Wie gestaltest Du Deine Figuren?
Meine Hauptfiguren kommen normalerweise ziemlich gut geformt zu mir. Sie müssen immer zur Handlung der Geschichte passen, und in diesem Fall war die Idee einer Bürgerlichen, die sich als Prinzessin ausgibt, die perfekte Hauptfigur, und ein Adliger, der zum Bauern wird, war das ideale Gegenstück!
Was war Dir beim Erzählen dieser Geschichte besonders wichtig?
Die Darstellung der Juden in diesem Buch war wichtig, vor allem als ich anfing, die Geschichte der Plagen zu recherchieren und feststellte, dass die Juden so oft als Sündenböcke benutzt wurden. Auch wenn es sich hier um eine Fantasiewelt handelt, wollte ich nicht übersehen, wie sich Regierungen oft vor der Verantwortung drücken, indem sie einem „Anderen“ – in diesem Fall den Juden – die Schuld geben.
Was macht die Geschichte von Imogen und Nico so besonders für Dich?
Die Geschichte von Imogen und Nico war mir wichtig, weil die beiden so viele vorgefasste Meinungen übereinander hatten, wie wir es im echten Leben oft tun. Wenn wir unsere Herzen öffnen, stellen wir normalerweise fest, dass wir viel mehr gemeinsam haben, als uns bewusst ist. Die beiden hatten auch viel zu heilen, und ich finde es toll, dass sie das ineinander finden.

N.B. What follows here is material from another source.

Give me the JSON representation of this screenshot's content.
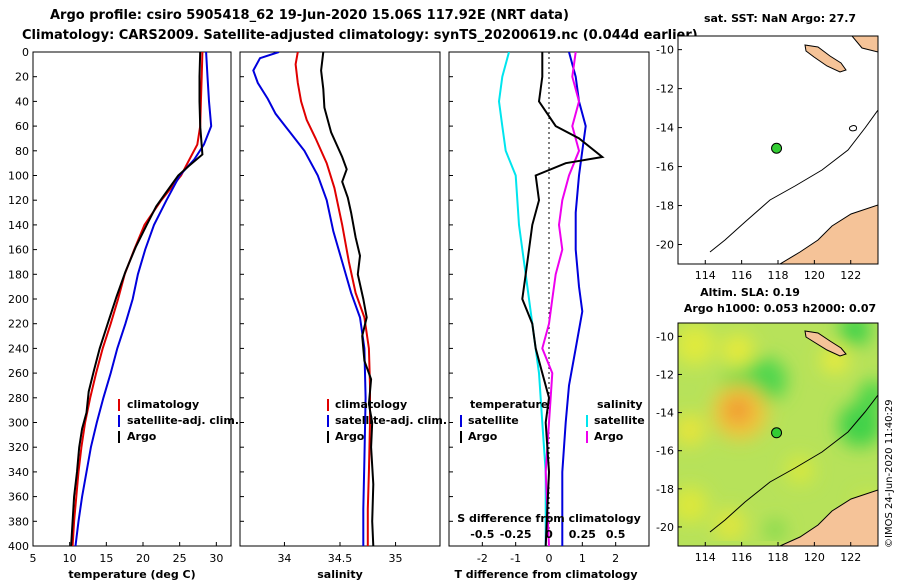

Worauf können sich Deine deutschen Leser*Innen als nächstes freuen?
Ich freue mich, sagen zu können, dass die deutschen Rechte an „A CURIOUS KIND OF MAGIC“ an Arctis verkauft wurden, so dass das Buch hoffentlich irgendwann später in diesem oder Anfang nächsten Jahres in den Regalen stehen wird!